Davacı çeklerin iadesini de talep etmiş olmakla birlikte talepte davacı dışında başkaca takip borçlularıda bulunduğundan bu istem yerinde görülmemiş, davacıyı menfi tespit davası açmaya zorlayan davalının takipte haksız ve kötü niyetli olduğu ispatlanamadığından davacının tazminat talebide reddedilerek aşağıdaki hüküm kurulmuştur.

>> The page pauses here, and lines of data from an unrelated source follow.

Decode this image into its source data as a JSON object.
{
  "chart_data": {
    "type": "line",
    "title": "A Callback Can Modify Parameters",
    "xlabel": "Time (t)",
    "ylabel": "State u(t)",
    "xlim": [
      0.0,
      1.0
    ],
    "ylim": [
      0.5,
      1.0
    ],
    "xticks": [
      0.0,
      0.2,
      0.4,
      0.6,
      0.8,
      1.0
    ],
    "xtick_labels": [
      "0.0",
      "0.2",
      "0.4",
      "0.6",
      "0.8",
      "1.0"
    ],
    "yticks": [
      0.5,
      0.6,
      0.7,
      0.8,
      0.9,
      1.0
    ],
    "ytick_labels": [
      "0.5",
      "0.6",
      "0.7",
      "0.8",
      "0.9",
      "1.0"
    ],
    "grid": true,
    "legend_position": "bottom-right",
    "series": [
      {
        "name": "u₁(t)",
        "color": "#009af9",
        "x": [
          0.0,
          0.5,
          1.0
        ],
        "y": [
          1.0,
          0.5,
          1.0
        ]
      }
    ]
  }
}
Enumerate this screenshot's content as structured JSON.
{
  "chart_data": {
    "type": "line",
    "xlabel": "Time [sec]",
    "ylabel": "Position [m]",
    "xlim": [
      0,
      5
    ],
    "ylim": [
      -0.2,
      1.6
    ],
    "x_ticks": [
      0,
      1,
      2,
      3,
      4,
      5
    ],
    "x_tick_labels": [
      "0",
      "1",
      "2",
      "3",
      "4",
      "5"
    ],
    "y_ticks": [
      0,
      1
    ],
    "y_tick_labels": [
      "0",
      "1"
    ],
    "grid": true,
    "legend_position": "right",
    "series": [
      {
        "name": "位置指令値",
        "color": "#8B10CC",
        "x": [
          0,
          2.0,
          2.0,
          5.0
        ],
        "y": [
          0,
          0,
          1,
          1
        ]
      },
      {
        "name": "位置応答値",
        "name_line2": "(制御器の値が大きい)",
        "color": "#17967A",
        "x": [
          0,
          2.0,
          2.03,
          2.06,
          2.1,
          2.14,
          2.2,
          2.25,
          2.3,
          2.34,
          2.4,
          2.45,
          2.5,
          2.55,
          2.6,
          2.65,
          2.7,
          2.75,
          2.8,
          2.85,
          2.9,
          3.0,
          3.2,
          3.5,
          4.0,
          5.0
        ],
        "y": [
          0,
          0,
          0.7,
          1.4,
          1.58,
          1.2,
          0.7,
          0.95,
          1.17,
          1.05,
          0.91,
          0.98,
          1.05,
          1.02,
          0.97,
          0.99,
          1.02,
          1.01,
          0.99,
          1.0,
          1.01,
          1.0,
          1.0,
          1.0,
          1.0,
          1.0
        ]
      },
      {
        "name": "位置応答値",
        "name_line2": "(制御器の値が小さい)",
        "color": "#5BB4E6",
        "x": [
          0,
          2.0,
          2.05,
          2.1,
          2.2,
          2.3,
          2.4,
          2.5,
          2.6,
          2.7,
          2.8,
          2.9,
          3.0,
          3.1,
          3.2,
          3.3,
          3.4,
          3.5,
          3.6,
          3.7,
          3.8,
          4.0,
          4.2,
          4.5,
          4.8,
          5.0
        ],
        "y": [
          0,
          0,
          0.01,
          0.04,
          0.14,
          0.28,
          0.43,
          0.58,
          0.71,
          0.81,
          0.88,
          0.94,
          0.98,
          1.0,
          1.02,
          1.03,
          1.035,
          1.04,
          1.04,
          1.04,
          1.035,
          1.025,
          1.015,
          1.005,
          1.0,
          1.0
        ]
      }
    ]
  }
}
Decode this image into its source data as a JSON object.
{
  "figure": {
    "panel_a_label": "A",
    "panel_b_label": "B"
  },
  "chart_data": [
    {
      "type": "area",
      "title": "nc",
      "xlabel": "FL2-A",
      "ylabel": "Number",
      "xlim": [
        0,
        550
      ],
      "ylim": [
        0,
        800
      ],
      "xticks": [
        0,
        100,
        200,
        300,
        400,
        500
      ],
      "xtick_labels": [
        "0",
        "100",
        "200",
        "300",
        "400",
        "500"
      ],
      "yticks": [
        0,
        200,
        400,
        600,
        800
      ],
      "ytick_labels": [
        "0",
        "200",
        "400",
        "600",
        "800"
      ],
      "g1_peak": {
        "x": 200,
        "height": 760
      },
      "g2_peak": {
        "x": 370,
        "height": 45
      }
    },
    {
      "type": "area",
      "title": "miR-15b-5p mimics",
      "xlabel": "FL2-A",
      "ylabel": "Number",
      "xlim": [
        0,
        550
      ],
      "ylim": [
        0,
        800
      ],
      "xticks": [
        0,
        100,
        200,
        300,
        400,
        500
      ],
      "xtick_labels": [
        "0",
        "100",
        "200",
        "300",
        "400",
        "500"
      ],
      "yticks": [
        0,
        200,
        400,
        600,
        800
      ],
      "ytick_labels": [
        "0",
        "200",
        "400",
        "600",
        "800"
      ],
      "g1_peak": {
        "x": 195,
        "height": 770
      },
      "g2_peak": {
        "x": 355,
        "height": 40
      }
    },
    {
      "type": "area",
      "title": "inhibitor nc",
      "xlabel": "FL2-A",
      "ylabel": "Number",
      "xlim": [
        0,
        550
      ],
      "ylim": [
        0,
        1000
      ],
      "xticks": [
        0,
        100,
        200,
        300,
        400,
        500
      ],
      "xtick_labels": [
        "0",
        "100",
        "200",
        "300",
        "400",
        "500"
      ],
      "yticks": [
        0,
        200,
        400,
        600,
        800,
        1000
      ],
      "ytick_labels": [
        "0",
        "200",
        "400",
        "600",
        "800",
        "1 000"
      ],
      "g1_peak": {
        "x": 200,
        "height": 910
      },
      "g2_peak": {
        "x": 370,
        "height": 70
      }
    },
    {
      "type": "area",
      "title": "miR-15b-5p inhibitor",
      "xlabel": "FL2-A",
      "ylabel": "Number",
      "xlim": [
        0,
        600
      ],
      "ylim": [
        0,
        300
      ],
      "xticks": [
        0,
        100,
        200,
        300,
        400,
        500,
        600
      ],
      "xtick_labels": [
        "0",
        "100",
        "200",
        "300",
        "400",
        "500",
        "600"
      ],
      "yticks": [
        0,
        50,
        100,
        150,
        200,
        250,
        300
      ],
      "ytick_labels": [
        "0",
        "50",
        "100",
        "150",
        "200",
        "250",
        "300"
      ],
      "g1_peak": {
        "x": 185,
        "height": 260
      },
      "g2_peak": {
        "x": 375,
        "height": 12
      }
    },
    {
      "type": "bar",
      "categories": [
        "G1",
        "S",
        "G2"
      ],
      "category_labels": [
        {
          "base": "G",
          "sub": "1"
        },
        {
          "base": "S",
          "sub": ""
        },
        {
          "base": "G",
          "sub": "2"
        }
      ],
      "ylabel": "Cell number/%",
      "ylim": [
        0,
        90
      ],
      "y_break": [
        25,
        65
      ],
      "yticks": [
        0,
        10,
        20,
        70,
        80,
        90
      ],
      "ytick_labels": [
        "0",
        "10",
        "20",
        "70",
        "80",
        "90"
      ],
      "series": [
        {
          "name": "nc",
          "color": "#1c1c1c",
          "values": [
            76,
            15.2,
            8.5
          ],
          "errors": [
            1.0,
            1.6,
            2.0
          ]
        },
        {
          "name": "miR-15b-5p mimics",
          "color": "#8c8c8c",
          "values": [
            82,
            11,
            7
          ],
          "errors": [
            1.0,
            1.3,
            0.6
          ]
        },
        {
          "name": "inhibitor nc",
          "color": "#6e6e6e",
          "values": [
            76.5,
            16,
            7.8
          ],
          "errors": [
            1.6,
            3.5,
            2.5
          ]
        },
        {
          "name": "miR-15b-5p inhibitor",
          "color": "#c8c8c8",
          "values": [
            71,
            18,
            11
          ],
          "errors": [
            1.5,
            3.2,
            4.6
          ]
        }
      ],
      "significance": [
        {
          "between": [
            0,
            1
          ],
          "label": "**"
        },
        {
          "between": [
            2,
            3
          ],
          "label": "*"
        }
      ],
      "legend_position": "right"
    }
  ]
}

H Ü K Ü M : Gerekçesi yukarıda açıklandığı üzere;
1-DAVANIN KABULÜNE,
Davacının İstanbul Anadolu ……. İcra Müdürlüğü’nün 2016/9262 sayılı dosyasında yürütülen takipten ötürü davalıya borçlu olmadığının tespitine,
2- Yargılama sırasında borç ödenmiş olmakla dava istirdat davasına dönüştüğünden ödenen 623.171,92 TL’nin davalı taraftan istirdatına, bu tutarın 378.000,00 TL’si için ödeme tarihi olan 29/08/2016 tarihinden kalan 245.171,92 TL’si için taleple bağlı kalınarak 05/02/2018 tarihinden itibaren avans faizi yürütülmesine,
3- Takibe konu çekin iadesi talebinin reddine,
4- Davacı tarafın tazminat talebinin reddine,
5-Karar harcı 42.568,87 TL ‘den davacı tarafça peşin olarak yatırılan 6.455,30 TL ile ıslah harcı olarak yatırılan 4.682,70 harcın mahsubu ile bakiye 31.430,87 TL harcın davalı taraftan tahsili ile hazine adına irad kaydına,
6-Davacı tarafından peşin olarak yatırılan 11.138,00 TL harcın davalı taraftan tahsili ile davacı taraf ödenmesine,
7-Davacı tarafından yapılan 34,25 TL ilk masraf, 1.127,95 TL tebligat ve müzekkere gideri, 900,00 TL talimat gidiş-geliş ve bilirkişi ücreti olmak üzere toplam 2.062,20 TL yargılama giderinin davalı taraftan tahsili ile davacı tarafa ödenmesine,
8-Davacı taraf kendisini vekille temsil ettirdiğinden karar tarihinde geçerli A.A.Ü.T. deki esaslara göre belirlenen 38.876,87 TL vekalet ücretinin davalıdan alınarak davacıya verilmesine,
9-Davalı tarafından yargılama gideri olmadığından bu konuda karar verilmesine yer olmadığına,
10-Davacı ve davalı tarafından dosyaya yatırılan ve sarf edilmeyen gider avansının karar kesinleştiğinde davacı ve davalı tarafa iadesine,
HMK 345. Maddesi hükmü uyarınca kararın tebliğinden itibaren 2 haftalık süre içinde istinaf yolu açık olmak üzere davacı vekili ile davalı vekilinin yüzlerine karşı oy birliğiyle verilen karar açıkça okunup usulen anlatıldı.